Steve Casey
- Born: Stephen Timothy Casey 24 December 1882 Dunedin, Otago, New Zealand
- Died: 10 August 1960 (aged 77) Dunedin, Otago, New Zealand
- Height: 1.78 m (5 ft 10 in)
- Weight: 78 kg (12 st 4 lb)
- School: Christian Brothers School

Rugby union career
- Position: Hooker

Amateur team(s)
- Years: Team / Apps / (Points)
- Southern

Provincial / State sides
- Years: Team / Apps / (Points)
- 1903–04: Otago

International career
- Years: Team / Apps / (Points)
- 1905–08: All Blacks / 38 / (0)

= Steve Casey (rugby union) =

Stephen Timothy "Steve" Casey (24 December 1882 – 10 August 1960) was a New Zealand international rugby player.
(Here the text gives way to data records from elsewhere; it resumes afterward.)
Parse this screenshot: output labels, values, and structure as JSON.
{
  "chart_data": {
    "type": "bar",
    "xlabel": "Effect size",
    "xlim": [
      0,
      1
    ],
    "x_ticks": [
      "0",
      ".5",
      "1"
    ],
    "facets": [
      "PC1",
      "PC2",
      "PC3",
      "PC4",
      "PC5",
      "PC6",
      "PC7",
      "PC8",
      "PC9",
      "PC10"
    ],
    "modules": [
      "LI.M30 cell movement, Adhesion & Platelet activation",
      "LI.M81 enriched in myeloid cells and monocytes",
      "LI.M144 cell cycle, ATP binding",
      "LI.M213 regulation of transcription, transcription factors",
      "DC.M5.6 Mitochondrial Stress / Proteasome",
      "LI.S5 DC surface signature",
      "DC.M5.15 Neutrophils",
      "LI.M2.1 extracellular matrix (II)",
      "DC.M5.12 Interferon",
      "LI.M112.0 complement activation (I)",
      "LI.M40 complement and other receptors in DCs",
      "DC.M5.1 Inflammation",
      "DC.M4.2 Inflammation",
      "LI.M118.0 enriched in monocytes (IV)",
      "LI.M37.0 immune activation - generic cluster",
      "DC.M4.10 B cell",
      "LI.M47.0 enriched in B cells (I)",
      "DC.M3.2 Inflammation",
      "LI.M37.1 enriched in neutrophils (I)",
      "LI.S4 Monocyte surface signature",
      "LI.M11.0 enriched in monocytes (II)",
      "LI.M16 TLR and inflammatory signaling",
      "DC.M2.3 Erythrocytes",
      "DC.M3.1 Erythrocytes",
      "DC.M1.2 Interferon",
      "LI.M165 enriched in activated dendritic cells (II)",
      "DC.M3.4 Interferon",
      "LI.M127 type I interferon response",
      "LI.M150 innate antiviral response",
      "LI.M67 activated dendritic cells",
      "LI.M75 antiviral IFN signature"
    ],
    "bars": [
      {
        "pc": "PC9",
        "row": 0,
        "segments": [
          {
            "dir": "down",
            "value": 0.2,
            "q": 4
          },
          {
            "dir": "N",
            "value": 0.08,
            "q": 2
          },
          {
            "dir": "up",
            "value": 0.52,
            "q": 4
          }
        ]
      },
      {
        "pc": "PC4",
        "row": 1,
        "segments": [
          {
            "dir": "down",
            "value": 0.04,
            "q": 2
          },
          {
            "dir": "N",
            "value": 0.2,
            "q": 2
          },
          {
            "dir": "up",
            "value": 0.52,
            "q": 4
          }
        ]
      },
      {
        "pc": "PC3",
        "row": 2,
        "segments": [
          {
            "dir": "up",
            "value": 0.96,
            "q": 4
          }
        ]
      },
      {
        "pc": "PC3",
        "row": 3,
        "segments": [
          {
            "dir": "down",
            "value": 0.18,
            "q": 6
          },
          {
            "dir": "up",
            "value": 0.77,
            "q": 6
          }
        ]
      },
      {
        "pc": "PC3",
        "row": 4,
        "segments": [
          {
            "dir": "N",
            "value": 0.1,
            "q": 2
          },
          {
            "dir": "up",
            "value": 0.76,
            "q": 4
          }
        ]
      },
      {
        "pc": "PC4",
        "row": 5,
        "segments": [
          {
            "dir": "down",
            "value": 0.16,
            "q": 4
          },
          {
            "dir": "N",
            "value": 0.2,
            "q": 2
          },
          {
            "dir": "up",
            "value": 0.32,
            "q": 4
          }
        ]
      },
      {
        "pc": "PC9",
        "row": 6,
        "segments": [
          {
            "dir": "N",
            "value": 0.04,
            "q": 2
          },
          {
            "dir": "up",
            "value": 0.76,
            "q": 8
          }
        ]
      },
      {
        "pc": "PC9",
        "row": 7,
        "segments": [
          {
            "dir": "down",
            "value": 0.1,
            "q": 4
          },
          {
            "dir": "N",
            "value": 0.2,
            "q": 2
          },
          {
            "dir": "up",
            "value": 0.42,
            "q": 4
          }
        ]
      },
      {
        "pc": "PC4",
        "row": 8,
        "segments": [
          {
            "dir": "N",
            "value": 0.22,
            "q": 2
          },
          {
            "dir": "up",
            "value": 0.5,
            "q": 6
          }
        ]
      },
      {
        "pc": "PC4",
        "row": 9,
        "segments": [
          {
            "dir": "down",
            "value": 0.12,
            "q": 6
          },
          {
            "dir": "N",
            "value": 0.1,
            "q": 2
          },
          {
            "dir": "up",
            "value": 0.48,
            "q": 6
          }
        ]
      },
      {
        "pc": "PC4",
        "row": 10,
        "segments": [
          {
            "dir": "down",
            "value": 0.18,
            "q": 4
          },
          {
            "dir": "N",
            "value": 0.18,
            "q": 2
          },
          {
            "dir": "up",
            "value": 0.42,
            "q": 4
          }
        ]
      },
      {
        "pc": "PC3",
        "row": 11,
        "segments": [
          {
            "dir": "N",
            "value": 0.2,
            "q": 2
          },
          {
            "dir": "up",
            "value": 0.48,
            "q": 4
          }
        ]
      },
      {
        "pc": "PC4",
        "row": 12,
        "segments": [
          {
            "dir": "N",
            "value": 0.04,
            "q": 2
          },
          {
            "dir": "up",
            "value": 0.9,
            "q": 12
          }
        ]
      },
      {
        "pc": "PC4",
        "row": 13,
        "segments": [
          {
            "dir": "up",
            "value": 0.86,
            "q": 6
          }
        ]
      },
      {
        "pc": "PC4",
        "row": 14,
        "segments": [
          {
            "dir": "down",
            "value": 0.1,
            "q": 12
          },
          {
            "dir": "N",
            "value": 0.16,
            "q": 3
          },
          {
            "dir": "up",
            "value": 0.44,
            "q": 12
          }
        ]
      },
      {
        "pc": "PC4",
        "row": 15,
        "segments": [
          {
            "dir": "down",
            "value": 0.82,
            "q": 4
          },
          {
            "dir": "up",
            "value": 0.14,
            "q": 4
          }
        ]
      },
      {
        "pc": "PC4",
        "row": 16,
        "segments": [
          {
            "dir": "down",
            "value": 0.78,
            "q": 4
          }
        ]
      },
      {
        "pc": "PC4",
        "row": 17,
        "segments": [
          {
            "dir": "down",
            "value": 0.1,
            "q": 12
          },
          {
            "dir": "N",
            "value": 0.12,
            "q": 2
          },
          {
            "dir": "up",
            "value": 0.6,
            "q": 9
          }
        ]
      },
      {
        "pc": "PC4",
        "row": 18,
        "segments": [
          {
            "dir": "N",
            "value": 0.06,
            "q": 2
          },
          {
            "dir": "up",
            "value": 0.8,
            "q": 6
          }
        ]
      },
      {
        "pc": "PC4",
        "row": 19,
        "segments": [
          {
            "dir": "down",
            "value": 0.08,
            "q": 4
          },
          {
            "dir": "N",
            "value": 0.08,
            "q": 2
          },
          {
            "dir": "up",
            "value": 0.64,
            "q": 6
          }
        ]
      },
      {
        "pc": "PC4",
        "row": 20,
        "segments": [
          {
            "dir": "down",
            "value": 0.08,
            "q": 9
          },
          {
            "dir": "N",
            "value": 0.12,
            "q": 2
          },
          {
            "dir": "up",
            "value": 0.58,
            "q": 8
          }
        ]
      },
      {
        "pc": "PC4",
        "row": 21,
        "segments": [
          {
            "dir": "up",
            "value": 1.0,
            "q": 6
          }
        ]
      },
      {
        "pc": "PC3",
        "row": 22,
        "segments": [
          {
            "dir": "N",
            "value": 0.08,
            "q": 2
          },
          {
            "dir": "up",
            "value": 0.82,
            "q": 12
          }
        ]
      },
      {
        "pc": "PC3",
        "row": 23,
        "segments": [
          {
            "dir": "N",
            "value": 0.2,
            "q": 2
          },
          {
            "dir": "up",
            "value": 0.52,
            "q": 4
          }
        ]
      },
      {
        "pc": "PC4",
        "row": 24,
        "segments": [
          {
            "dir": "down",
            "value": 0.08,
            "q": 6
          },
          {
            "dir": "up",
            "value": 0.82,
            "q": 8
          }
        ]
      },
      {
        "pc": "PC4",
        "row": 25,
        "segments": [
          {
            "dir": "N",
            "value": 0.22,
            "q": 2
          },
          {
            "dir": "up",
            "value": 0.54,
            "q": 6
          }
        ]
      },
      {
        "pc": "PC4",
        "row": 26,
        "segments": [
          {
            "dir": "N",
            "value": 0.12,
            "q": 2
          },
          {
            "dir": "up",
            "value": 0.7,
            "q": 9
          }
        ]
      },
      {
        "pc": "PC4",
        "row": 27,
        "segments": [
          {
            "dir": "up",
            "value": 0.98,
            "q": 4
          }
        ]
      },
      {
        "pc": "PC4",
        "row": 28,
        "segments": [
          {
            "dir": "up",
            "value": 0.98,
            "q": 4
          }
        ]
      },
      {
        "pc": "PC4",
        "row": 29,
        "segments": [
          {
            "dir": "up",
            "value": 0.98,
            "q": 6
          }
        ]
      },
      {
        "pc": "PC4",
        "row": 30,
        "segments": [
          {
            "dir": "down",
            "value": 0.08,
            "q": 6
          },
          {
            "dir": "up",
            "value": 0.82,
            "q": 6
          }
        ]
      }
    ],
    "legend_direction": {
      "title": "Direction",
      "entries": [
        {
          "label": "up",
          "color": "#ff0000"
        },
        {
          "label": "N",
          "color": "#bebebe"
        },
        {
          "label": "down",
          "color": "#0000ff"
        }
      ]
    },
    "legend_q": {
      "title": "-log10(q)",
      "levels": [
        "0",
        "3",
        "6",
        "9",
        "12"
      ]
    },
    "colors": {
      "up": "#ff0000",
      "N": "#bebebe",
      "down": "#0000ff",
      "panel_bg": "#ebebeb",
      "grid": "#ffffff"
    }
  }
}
He was a member of the All Blacks in 1905–1908 (an "original" All Black), playing in the hooker position.

==Early life==
Casey was born in Dunedin, New Zealand and was educated at Christian Brothers School where he played rugby.

==Senior rugby==
Casey played for the Southern Rugby Football Club from 1900, captaining the seniors in 1906 and 1913, and was assistant coach of the seniors that won the championship in 1915 and coach in 1922. He represented Otago in 57 matches between 1903–04 and from 1906 until 1913. He played four matches for the South Island Team in the years 1904–07.

==All Blacks==
Casey was selected for the 1905–06 Original All Blacks tour. He played against Scotland, Ireland, England and the famous "Match of the Century" against Wales. He also played against Australia in 1907 and in the first test against the Anglo-Welsh team in 1908. He played 38 matches (including 8 tests) for the All Blacks but never scored a point for them.